Ensuring that the energy need predicted by energy modelling corresponds to the actual energy need, will be strictly important in the close future with the increase in the number of low-energy buildings and retrofitting projects and with the refining of regulations. Occupant behaviour is indicated as one of the biggest uncertainties in energy modelling. Thus, an improvement in the description of the occupant behaviour is needed. This thesis discusses one of the possible methods to analyse the monitored data and to apply a deduction approach to improve the energy model from the point of view of the occupant behaviour. A comprehensive data-driven approach for the assessment of the impact of occupant behaviour on the energy need is proposed. The presented methods are applied and validated through a case study regarding a residential building block in Milan, Italy.
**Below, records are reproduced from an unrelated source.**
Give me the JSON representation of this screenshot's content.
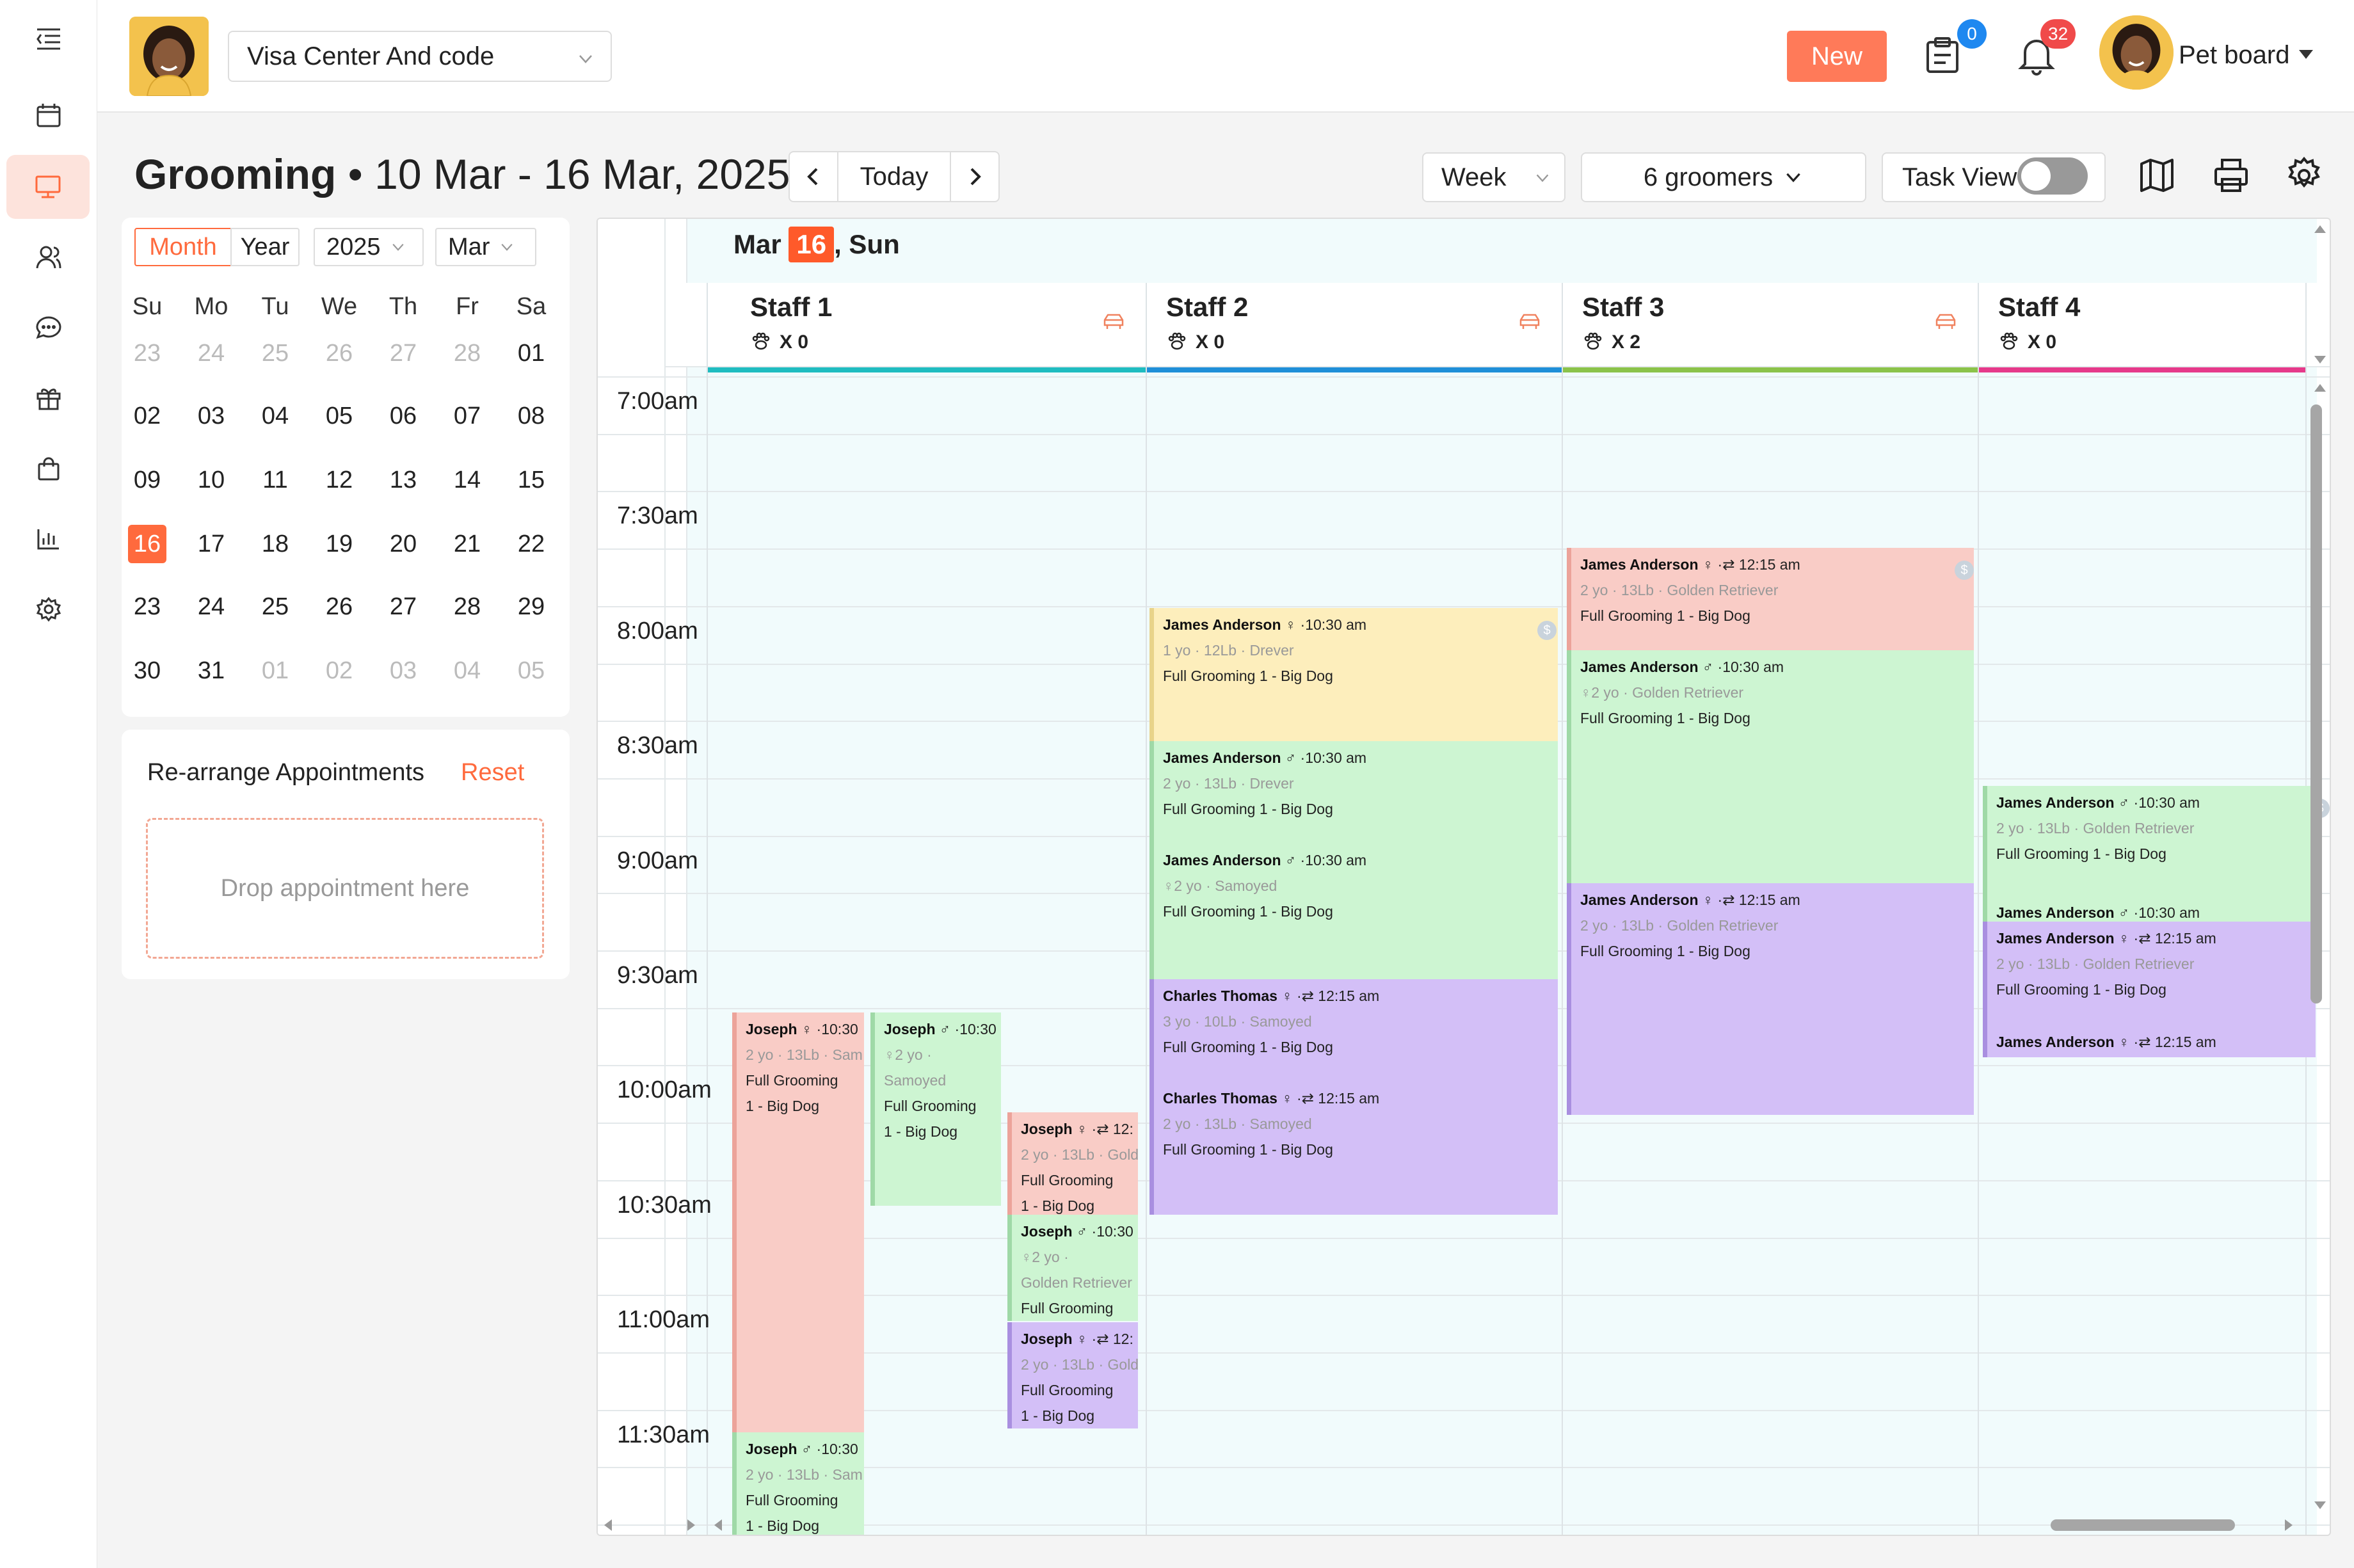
{
  "topbar": {
    "location": "Visa Center And code",
    "new_label": "New",
    "clipboard_badge": "0",
    "bell_badge": "32",
    "user_name": "Pet board"
  },
  "header": {
    "module": "Grooming",
    "separator": "•",
    "date_range": "10 Mar - 16 Mar, 2025",
    "today_label": "Today",
    "view_select": "Week",
    "groomers_select": "6 groomers",
    "task_view_label": "Task View"
  },
  "mini_calendar": {
    "tab_month": "Month",
    "tab_year": "Year",
    "year": "2025",
    "month": "Mar",
    "weekdays": [
      "Su",
      "Mo",
      "Tu",
      "We",
      "Th",
      "Fr",
      "Sa"
    ],
    "weeks": [
      [
        "23",
        "24",
        "25",
        "26",
        "27",
        "28",
        "01"
      ],
      [
        "02",
        "03",
        "04",
        "05",
        "06",
        "07",
        "08"
      ],
      [
        "09",
        "10",
        "11",
        "12",
        "13",
        "14",
        "15"
      ],
      [
        "16",
        "17",
        "18",
        "19",
        "20",
        "21",
        "22"
      ],
      [
        "23",
        "24",
        "25",
        "26",
        "27",
        "28",
        "29"
      ],
      [
        "30",
        "31",
        "01",
        "02",
        "03",
        "04",
        "05"
      ]
    ],
    "selected_day": "16"
  },
  "rearrange": {
    "title": "Re-arrange Appointments",
    "reset_label": "Reset",
    "drop_placeholder": "Drop appointment here"
  },
  "day_header": {
    "month": "Mar",
    "day": "16",
    "weekday": ", Sun"
  },
  "staff": [
    {
      "name": "Staff 1",
      "count": "X 0",
      "color": "#1fbcc0"
    },
    {
      "name": "Staff 2",
      "count": "X 0",
      "color": "#1f8fd8"
    },
    {
      "name": "Staff 3",
      "count": "X 2",
      "color": "#8bc34a"
    },
    {
      "name": "Staff 4",
      "count": "X 0",
      "color": "#e6398a"
    }
  ],
  "times": [
    "7:00am",
    "7:30am",
    "8:00am",
    "8:30am",
    "9:00am",
    "9:30am",
    "10:00am",
    "10:30am",
    "11:00am",
    "11:30am"
  ],
  "appointments": [
    {
      "name": "Joseph",
      "icons": "♀ ·10:30",
      "meta": "2 yo · 13Lb · Sam",
      "service": "Full Grooming",
      "service2": "1  - Big Dog",
      "bg": "#f9ccc6",
      "border": "#eca39a"
    },
    {
      "name": "Joseph",
      "icons": "♂ ·10:30",
      "meta": "♀2 yo ·",
      "meta2": "Samoyed",
      "service": "Full Grooming",
      "service2": "1  - Big Dog",
      "bg": "#cdf5d2",
      "border": "#9fd9a7"
    },
    {
      "name": "Joseph",
      "icons": "♀ ·⇄ 12:",
      "meta": "2 yo · 13Lb · Gold",
      "service": "Full Grooming",
      "service2": "1  - Big Dog",
      "bg": "#f9ccc6",
      "border": "#eca39a"
    },
    {
      "name": "Joseph",
      "icons": "♂ ·10:30",
      "meta": "♀2 yo ·",
      "meta2": "Golden Retriever",
      "service": "Full Grooming",
      "bg": "#cdf5d2",
      "border": "#9fd9a7"
    },
    {
      "name": "Joseph",
      "icons": "♀ ·⇄ 12:",
      "meta": "2 yo · 13Lb · Gold",
      "service": "Full Grooming",
      "service2": "1  - Big Dog",
      "bg": "#d3bff7",
      "border": "#a98fe0"
    },
    {
      "name": "Joseph",
      "icons": "♂ ·10:30",
      "meta": "2 yo · 13Lb · Sam",
      "service": "Full Grooming",
      "service2": "1  - Big Dog",
      "bg": "#cdf5d2",
      "border": "#9fd9a7"
    },
    {
      "name": "James Anderson",
      "icons": "♀ ·10:30 am",
      "meta": "1 yo · 12Lb · Drever",
      "service": "Full Grooming 1  - Big Dog",
      "bg": "#fdeebc",
      "border": "#e8d38a"
    },
    {
      "name": "James Anderson",
      "icons": "♂ ·10:30 am",
      "meta": "2 yo · 13Lb · Drever",
      "service": "Full Grooming 1  - Big Dog",
      "bg": "#cdf5d2",
      "border": "#9fd9a7"
    },
    {
      "name": "James Anderson",
      "icons": "♂ ·10:30 am",
      "meta": "♀2 yo · Samoyed",
      "service": "Full Grooming 1  - Big Dog",
      "bg": "#cdf5d2",
      "border": "#9fd9a7"
    },
    {
      "name": "Charles Thomas",
      "icons": "♀ ·⇄ 12:15 am",
      "meta": "3 yo · 10Lb · Samoyed",
      "service": "Full Grooming 1  - Big Dog",
      "bg": "#d3bff7",
      "border": "#a98fe0"
    },
    {
      "name": "Charles Thomas",
      "icons": "♀ ·⇄ 12:15 am",
      "meta": "2 yo · 13Lb · Samoyed",
      "service": "Full Grooming 1  - Big Dog",
      "bg": "#d3bff7",
      "border": "#a98fe0"
    },
    {
      "name": "James Anderson",
      "icons": "♀ ·⇄ 12:15 am",
      "meta": "2 yo · 13Lb · Golden Retriever",
      "service": "Full Grooming 1  - Big Dog",
      "bg": "#f9ccc6",
      "border": "#eca39a"
    },
    {
      "name": "James Anderson",
      "icons": "♂ ·10:30 am",
      "meta": "♀2 yo · Golden Retriever",
      "service": "Full Grooming 1  - Big Dog",
      "bg": "#cdf5d2",
      "border": "#9fd9a7"
    },
    {
      "name": "James Anderson",
      "icons": "♀ ·⇄ 12:15 am",
      "meta": "2 yo · 13Lb · Golden Retriever",
      "service": "Full Grooming 1  - Big Dog",
      "bg": "#d3bff7",
      "border": "#a98fe0"
    },
    {
      "name": "James Anderson",
      "icons": "♂ ·10:30 am",
      "meta": "2 yo · 13Lb · Golden Retriever",
      "service": "Full Grooming 1  - Big Dog",
      "bg": "#cdf5d2",
      "border": "#9fd9a7"
    },
    {
      "name": "James Anderson",
      "icons": "♂ ·10:30 am",
      "bg": "#cdf5d2",
      "border": "#9fd9a7"
    },
    {
      "name": "James Anderson",
      "icons": "♀ ·⇄ 12:15 am",
      "meta": "2 yo · 13Lb · Golden Retriever",
      "service": "Full Grooming 1  - Big Dog",
      "bg": "#d3bff7",
      "border": "#a98fe0"
    },
    {
      "name": "James Anderson",
      "icons": "♀ ·⇄ 12:15 am",
      "bg": "#d3bff7",
      "border": "#a98fe0"
    }
  ]
}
In the first phase, a clustering methodology for creating five representative electricity daily load profiles is proposed. The implementation of machine learning techniques emerged from literature as the appropriate tool for the task. A two-level approach is used composed by a Self-Organizing Map, a Neural Network technique, coupled with the k-means algorithm, a classic machine learning method. The k-Nearest Neighbour algorithm is implemented to extend the results to the whole year. In the second phase, a detection method is proposed to estimate the presence of occupants in the household. The technique is based on the analysis of the electricity consumption data to detect the occupancy through the exploitation of the k-Nearest Neighbour algorithm. The extension to the whole year relies on the clustering obtained in the previous task. The resulted presences and electric load clusters emerged with different daily profiles, that can be ascribed to different types of families and habits. Highlighting three scenarios of energy spenders: energy-aware user, standard user, and energy-intensive user. In the last phase, the schedules generated in the previous steps are used to assess the impact of the occupant behaviour on the heating energy need during a year and the modelled result is compared with the real registered data.